[SOLVED] ceph problems moving cluster to new subnet

kyriazis

Well-Known Member
Oct 28, 2019
98
6
48
Austin, TX
Hello..

We have a proxmox cluster that moved sites, and cannot move the old subnet to the new site.

So far, I've done the following:
- Brought up the cluster on a private network not connected to the (new) site network
- Let ceph settle
- Followed online tutorials to change the proxmox cluster to the new subnet IP addresses (basically change /etc/hosts and /etc/network/interfaces and rebooted all nodes), while still not connected to the site network
- I am planning on connecting the site network, but I was thinking it's safer to do that after ceph has recovered; so I haven't done that yet.

Proxmox cluster is OK and has quorum. However, since this cluster is not connected to the site network I don't have GUI access, just console access through BMC.

My problem is with ceph. Since corosync has quorum, I modified /etc/pve/ceph.conf and changed all references of the old subnet to the new subnet, and rebooted all nodes. I am at a stage, though, where no nodes can connect to any monitors, and the mon log files complain that they can't reach the other mons through the old IP address, even though ceph.conf points to the new IP address.

I tried destroying a monitor using pveceph, but the command times out.
I tried creating a new monitor on a different node, but I get an error that it cannot connect to ceph cluster despite configured monitors.

What is the right way to configure the ceph cluster to the new network?

Thank you!
 
Manually update Ceph monitor IPs using ceph mon set-addrs, restart all monitors, and verify with ceph -s.
That doesn't work because no monitor is responding, "ceph -s" hangs, and no ceph commands responds.

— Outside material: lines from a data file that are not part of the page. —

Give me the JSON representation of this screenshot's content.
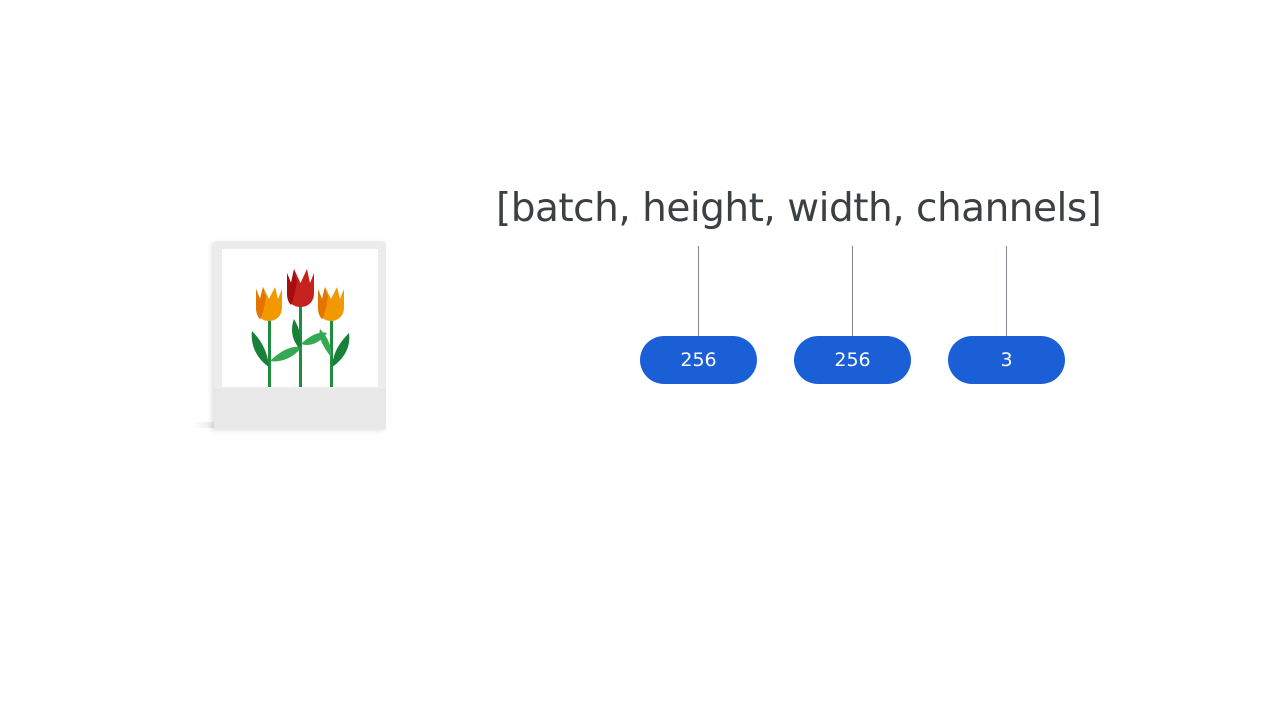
{
  "shape_label": "[batch, height, width, channels]",
  "dimensions": [
    {
      "value": "256"
    },
    {
      "value": "256"
    },
    {
      "value": "3"
    }
  ],
  "image_icon": "tulips-photo-icon",
  "colors": {
    "pill": "#1a5fd6",
    "text": "#3c4043",
    "connector": "#80868b",
    "tulip_orange": "#f29900",
    "tulip_red": "#c5221f",
    "stem_green": "#1e8e3e"
  }
}
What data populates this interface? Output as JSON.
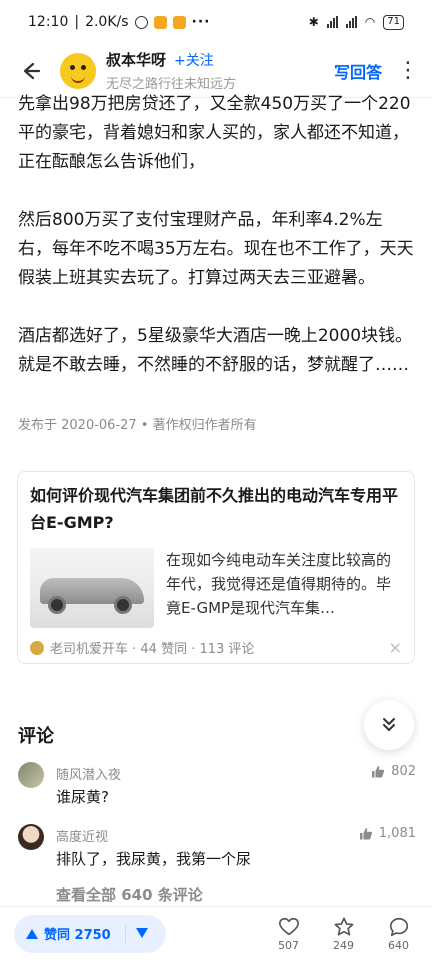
{
  "status_bar": {
    "time": "12:10",
    "speed": "2.0K/s",
    "dots": "···",
    "battery": "71"
  },
  "header": {
    "author_name": "叔本华呀",
    "follow_label": "+关注",
    "author_bio": "无尽之路行往未知远方",
    "write_answer_label": "写回答"
  },
  "answer": {
    "paragraphs": [
      "先拿出98万把房贷还了，又全款450万买了一个220平的豪宅，背着媳妇和家人买的，家人都还不知道，正在酝酿怎么告诉他们，",
      "然后800万买了支付宝理财产品，年利率4.2%左右，每年不吃不喝35万左右。现在也不工作了，天天假装上班其实去玩了。打算过两天去三亚避暑。",
      "酒店都选好了，5星级豪华大酒店一晚上2000块钱。就是不敢去睡，不然睡的不舒服的话，梦就醒了……"
    ],
    "meta": "发布于 2020-06-27 • 著作权归作者所有"
  },
  "related_card": {
    "title": "如何评价现代汽车集团前不久推出的电动汽车专用平台E-GMP?",
    "excerpt": "在现如今纯电动车关注度比较高的年代，我觉得还是值得期待的。毕竟E-GMP是现代汽车集…",
    "footer": "老司机爱开车 · 44 赞同 · 113 评论",
    "close": "×"
  },
  "comments": {
    "title": "评论",
    "items": [
      {
        "name": "随风潜入夜",
        "text": "谁尿黄?",
        "likes": "802"
      },
      {
        "name": "高度近视",
        "text": "排队了，我尿黄，我第一个尿",
        "likes": "1,081"
      }
    ],
    "view_all": "查看全部 640 条评论"
  },
  "bottom_bar": {
    "vote_label": "赞同 2750",
    "like_count": "507",
    "favorite_count": "249",
    "comment_count": "640"
  },
  "colors": {
    "accent": "#0066ff",
    "vote_bg": "#e8f0ff"
  }
}
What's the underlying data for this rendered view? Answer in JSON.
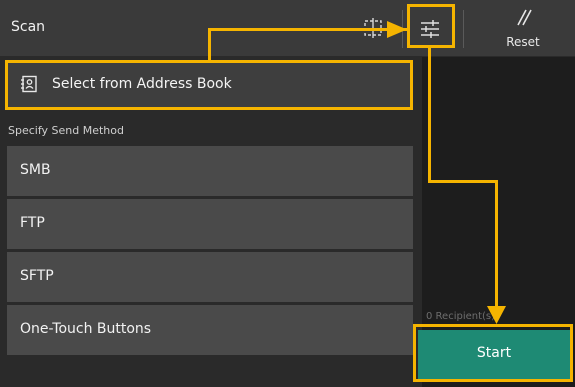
{
  "header": {
    "title": "Scan",
    "frame_icon": "scan-frame-icon",
    "settings_icon": "settings-sliders-icon",
    "reset_icon": "reset-slash-icon",
    "reset_label": "Reset"
  },
  "address_book": {
    "icon": "address-book-icon",
    "label": "Select from Address Book"
  },
  "send_method": {
    "section_label": "Specify Send Method",
    "items": [
      {
        "label": "SMB"
      },
      {
        "label": "FTP"
      },
      {
        "label": "SFTP"
      },
      {
        "label": "One-Touch Buttons"
      }
    ]
  },
  "recipients_text": "0 Recipient(s)",
  "start_label": "Start",
  "colors": {
    "highlight": "#f5b400",
    "start_button": "#1e8a74",
    "header_bg": "#3a3a3a"
  }
}
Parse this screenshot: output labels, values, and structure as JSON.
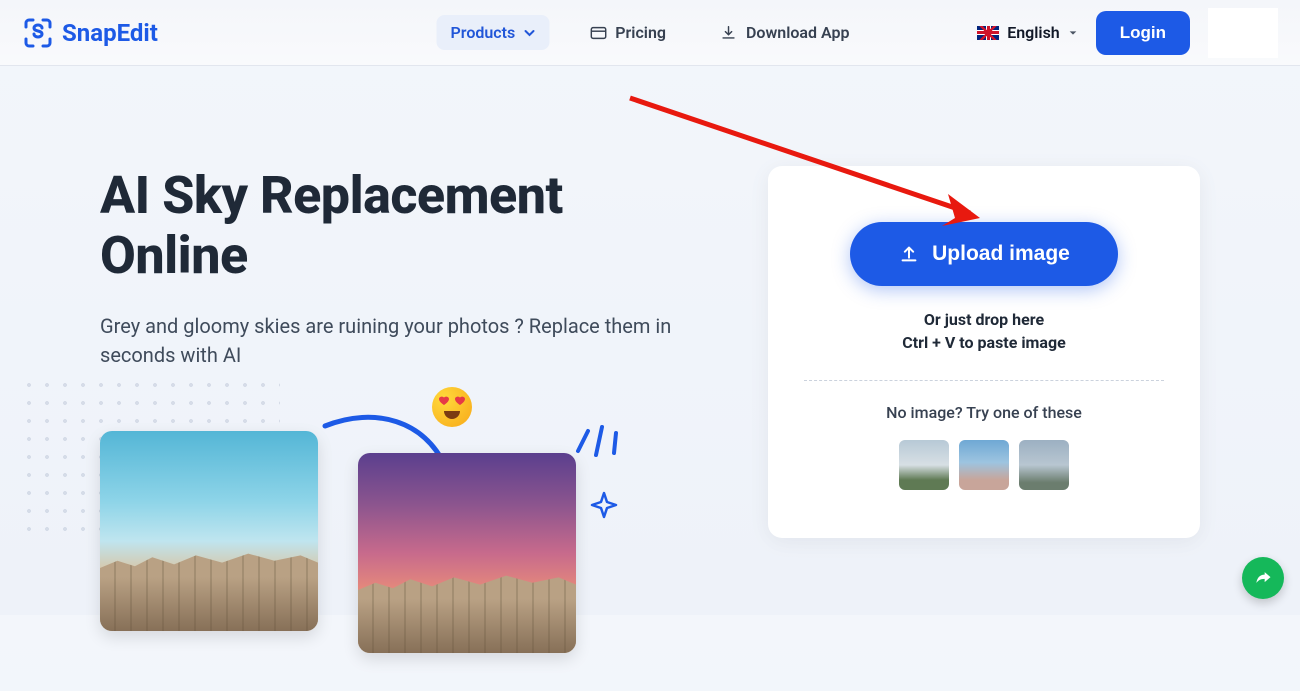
{
  "brand": "SnapEdit",
  "nav": {
    "products": "Products",
    "pricing": "Pricing",
    "download": "Download App"
  },
  "lang": {
    "label": "English"
  },
  "login": "Login",
  "hero": {
    "title": "AI Sky Replacement Online",
    "desc": "Grey and gloomy skies are ruining your photos ? Replace them in seconds with AI"
  },
  "upload": {
    "button": "Upload image",
    "drop": "Or just drop here",
    "paste": "Ctrl + V to paste image",
    "noimg": "No image? Try one of these"
  }
}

However, I found a solution, and posting it here to help other people that may run into this:

I added the "old" IP address as a 2nd IP address on the monitor nodes. Then the monitors were able to see each other, and
"ceph -s" worked.

After that I was able to use pveceph to delete re-create the monitors one by one. I didn't have to mess around with the manager(s) and/or the MDSs, the cluster just came up after monitor quorum was established with the new IP addresses.

There were some small issues with time sync since I am not connected to an external network with an NTP server, but pending that issue, it just worked.
 
That doesn't work because no monitor is responding, "ceph -s" hangs, and no ceph commands responds.

However, I found a solution, and posting it here to help other people that may run into this:

I added the "old" IP address as a 2nd IP address on the monitor nodes. Then the monitors were able to see each other, and
"ceph -s" worked.

After that I was able to use pveceph to delete re-create the monitors one by one. I didn't have to mess around with the manager(s) and/or the MDSs, the cluster just came up after monitor quorum was established with the new IP addresses.

There were some small issues with time sync since I am not connected to an external network with an NTP server, but pending that issue, it just worked.
I'm glad the issue is resolved!